Cold Steal
- First edition (US)
- Author: Phoebe Atwood Taylor (writing as Alice Tilton)
- Language: English
- Series: Leonidas Witherall mysteries
- Genre: Mystery, whodunnit
- Publisher: Norton (US, 1939) Collins (UK, 1940)
- Publication date: 1939
- Publication place: United States
- Media type: Print (hardback & paperback)
- OCLC: 31943269
- Preceded by: The Cut Direct
- Followed by: The Left Leg

= Cold Steal =

1939 novel by Phoebe Atwood Taylor

Cold Steal is a novel that was published in 1939 by Phoebe Atwood Taylor writing as Alice Tilton. It is the third of the eight Leonidas Witherall mysteries.

==Plot summary==

It's a winter day in Dalton (a New England town near Boston) and Leonidas Witherall, "the man who looks like Shakespeare", is returning to his new house, which he's never seen. He's inherited money from an uncle and toured the world, and left plans for his home to be built while on his travels, but now he must return home and produce the next volume of the adventures of Lieutenant Haseltine. On the train to Dalton, he meets a mousy woman named Miss Chard (known to all as Swiss Chard) and a beautiful young woman with a brown paper package and a secret. His new home proves a delight, and it includes a kitchen filled with red appliances, a library with ladders, and a garage complete with the pickaxed corpse of Medora, the crabby next-door neighbor.
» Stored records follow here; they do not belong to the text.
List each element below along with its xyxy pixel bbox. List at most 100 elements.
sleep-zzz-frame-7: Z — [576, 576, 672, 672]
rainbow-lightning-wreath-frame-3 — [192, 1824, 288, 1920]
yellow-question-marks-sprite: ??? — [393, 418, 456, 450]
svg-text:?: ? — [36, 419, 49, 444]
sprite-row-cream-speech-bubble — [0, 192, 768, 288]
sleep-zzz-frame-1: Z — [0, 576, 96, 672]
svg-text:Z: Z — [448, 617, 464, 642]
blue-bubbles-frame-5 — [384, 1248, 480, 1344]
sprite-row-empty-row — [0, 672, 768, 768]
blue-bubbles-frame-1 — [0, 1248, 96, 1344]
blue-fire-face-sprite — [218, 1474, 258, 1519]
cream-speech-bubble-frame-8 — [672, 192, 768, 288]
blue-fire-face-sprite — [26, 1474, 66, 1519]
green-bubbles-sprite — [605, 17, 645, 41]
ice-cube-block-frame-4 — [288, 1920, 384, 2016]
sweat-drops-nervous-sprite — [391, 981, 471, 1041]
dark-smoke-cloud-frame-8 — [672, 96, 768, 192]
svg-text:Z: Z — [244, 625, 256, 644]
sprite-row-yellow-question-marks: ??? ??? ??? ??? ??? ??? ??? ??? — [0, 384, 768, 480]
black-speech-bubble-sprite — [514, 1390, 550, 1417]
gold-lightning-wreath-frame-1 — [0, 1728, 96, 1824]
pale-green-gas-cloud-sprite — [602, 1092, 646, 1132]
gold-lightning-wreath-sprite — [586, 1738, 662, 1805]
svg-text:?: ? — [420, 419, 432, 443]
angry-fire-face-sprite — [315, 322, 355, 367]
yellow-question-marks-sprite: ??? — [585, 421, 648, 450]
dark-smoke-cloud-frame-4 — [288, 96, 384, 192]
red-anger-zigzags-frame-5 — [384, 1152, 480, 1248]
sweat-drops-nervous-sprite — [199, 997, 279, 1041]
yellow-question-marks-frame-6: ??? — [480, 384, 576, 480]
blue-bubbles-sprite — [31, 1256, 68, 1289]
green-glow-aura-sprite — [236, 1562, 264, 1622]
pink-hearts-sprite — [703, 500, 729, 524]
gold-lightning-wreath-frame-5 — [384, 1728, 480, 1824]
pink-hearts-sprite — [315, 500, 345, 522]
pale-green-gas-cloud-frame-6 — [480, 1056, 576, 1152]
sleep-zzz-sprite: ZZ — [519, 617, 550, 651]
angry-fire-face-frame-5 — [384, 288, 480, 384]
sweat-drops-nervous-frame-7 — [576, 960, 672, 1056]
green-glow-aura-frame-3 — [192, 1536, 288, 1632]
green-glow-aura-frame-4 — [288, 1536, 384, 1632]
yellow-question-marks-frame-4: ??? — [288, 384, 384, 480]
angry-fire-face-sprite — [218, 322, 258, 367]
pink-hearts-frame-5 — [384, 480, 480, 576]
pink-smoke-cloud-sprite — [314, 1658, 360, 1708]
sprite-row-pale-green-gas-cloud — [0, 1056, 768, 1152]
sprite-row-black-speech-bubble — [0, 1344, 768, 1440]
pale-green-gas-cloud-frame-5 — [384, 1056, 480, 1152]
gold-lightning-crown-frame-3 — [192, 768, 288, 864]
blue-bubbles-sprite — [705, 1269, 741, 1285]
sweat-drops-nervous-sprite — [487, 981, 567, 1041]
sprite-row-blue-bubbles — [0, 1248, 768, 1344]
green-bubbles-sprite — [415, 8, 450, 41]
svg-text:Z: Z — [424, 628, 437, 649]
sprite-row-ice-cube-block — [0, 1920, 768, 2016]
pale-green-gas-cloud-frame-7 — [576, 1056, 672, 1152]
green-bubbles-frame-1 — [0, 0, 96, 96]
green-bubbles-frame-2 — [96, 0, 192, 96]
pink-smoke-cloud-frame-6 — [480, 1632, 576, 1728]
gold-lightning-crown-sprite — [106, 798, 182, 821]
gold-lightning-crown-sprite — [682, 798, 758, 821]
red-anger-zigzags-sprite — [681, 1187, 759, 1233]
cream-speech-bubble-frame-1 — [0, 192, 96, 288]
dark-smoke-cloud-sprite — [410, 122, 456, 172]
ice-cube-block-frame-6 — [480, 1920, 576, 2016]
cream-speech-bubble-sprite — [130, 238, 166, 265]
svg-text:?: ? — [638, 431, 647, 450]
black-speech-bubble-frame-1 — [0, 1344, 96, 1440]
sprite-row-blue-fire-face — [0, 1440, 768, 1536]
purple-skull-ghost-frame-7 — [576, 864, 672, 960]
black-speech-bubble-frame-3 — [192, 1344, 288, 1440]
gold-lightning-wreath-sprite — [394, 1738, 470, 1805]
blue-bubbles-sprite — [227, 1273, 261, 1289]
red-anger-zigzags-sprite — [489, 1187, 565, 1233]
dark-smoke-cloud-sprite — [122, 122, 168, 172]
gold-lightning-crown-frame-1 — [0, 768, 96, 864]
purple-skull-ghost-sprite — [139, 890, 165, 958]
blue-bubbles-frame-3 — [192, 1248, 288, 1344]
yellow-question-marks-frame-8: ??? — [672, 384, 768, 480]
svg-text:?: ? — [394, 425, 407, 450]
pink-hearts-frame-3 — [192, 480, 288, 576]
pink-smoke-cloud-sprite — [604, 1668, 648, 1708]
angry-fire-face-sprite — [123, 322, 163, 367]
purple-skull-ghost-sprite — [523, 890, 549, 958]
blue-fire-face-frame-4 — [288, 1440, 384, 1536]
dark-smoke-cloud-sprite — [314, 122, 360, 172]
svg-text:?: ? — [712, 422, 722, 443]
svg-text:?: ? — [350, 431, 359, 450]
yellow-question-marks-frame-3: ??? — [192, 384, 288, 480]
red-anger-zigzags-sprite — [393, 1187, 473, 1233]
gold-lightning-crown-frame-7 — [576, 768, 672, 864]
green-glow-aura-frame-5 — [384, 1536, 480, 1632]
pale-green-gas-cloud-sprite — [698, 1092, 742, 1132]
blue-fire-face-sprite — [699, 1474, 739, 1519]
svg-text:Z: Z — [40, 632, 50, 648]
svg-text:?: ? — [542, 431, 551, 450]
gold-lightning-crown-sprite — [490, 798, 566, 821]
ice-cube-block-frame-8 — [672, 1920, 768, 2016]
Leonidas assembles a gang of assistants, including dotty housewife Cassie Price and former car thief Cuff (who has reformed and joined the police force). Together, they defend Witherall's new red refrigerator against thieves, track down the missing envelope of money and bring the murderer to justice.

==Literary significance and criticism==
(See Phoebe Atwood Taylor.) This is the third Leonidas Witherall mystery novel and it parallels the humorous tone which was maintained in the other seven.

The adventures of Leonidas Witherall were a short-lived radio series at about the time of this novel. In the novels, Witherall is also the author of a radio series and novels about the adventures of stalwart Lieutenant Hazeltine. Some supporting characters, such as Mrs. Price and Sergeant Cuff from this novel, are found in others as well.